Step 2: Answer part a. by explaining why even though a ticket price of $51 was unlikely to cover the average total cost of the flight, Frontier Airlines was still willing to accept such a low ticket price—but only in the short run. As we’ve seen in Section 12.5, competition among firms drives the price of a good to equal the average total cost of the typical firm. Assuming that ticket prices prior to the pandemic equaled average total cost, then the low ticket prices in the spring of 2020 must have been below average total cost. We have also seen, though, that firms will continue to produce in the short run provided they receive a price equal to or greater than average variable cost. For a particular flight, the fixed cost—primarily the cost of aviation fuel and the salaries of the flight crew—is much greater than the variable cost—additional meals served, somewhat more fuel used because more passengers make the plane heavier, and possibly an additional flight attendant needed to assist additional passengers. So, the $51 ticket price may have been enough for Frontier to cover its average variable cost. The airline would not accept such a low price in the long run, though, because in the long run it would need to cover all of its costs or it would no longer fly the route. (Note: In the short run, an airline might have another reason to continue to fly planes on a route even if it is unable to cover the average total cost of a flight. The contracts that airlines have with airports sometimes require a specified number of flights each day in order for the airline to retain the right to use certain airport gates.)

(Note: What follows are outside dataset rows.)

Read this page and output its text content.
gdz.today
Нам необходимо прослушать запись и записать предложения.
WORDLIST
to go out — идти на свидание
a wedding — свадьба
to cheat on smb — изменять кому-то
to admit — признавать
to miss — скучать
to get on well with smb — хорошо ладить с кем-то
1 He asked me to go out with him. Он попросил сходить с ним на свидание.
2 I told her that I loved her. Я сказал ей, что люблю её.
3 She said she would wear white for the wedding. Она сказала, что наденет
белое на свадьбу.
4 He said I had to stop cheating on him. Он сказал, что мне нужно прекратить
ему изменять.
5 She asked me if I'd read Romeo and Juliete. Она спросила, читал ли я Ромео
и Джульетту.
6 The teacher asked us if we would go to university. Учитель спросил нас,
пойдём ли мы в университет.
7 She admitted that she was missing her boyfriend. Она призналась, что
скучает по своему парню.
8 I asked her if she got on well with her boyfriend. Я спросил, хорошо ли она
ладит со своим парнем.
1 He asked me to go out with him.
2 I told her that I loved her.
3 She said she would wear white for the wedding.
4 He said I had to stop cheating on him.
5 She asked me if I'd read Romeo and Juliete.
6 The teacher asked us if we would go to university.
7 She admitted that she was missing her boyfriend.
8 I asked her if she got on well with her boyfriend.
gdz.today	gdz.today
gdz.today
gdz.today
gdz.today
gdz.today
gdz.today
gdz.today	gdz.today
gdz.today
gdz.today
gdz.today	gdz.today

Step 3: Answer part b. by explaining the effect that having fewer seats per airplane would have on airline ticket prices. For an airline to break even on a flight, its total revenue from the flight must equal its total cost. Flying fewer seats per plane will not greatly reduce the airline’s cost of the flight because, as noted in the answer to part b., most of the cost of a flight is fixed and so the total cost of a flight doesn’t vary much with the number of passengers on the flight. But flying half as many passengers—if every other row is left empty—will significantly decrease the revenue the airline earns from the flight. To increase revenue on the flight, the airline would have to increase the price of a ticket. We can conclude that if airlines decide to fly planes equipped with fewer seats, ticket prices are likely to rise. Note that if on some routes the demand for tickets is price elastic, raising the price will reduce revenue and the airline will be unable to cover its cost of flying the route.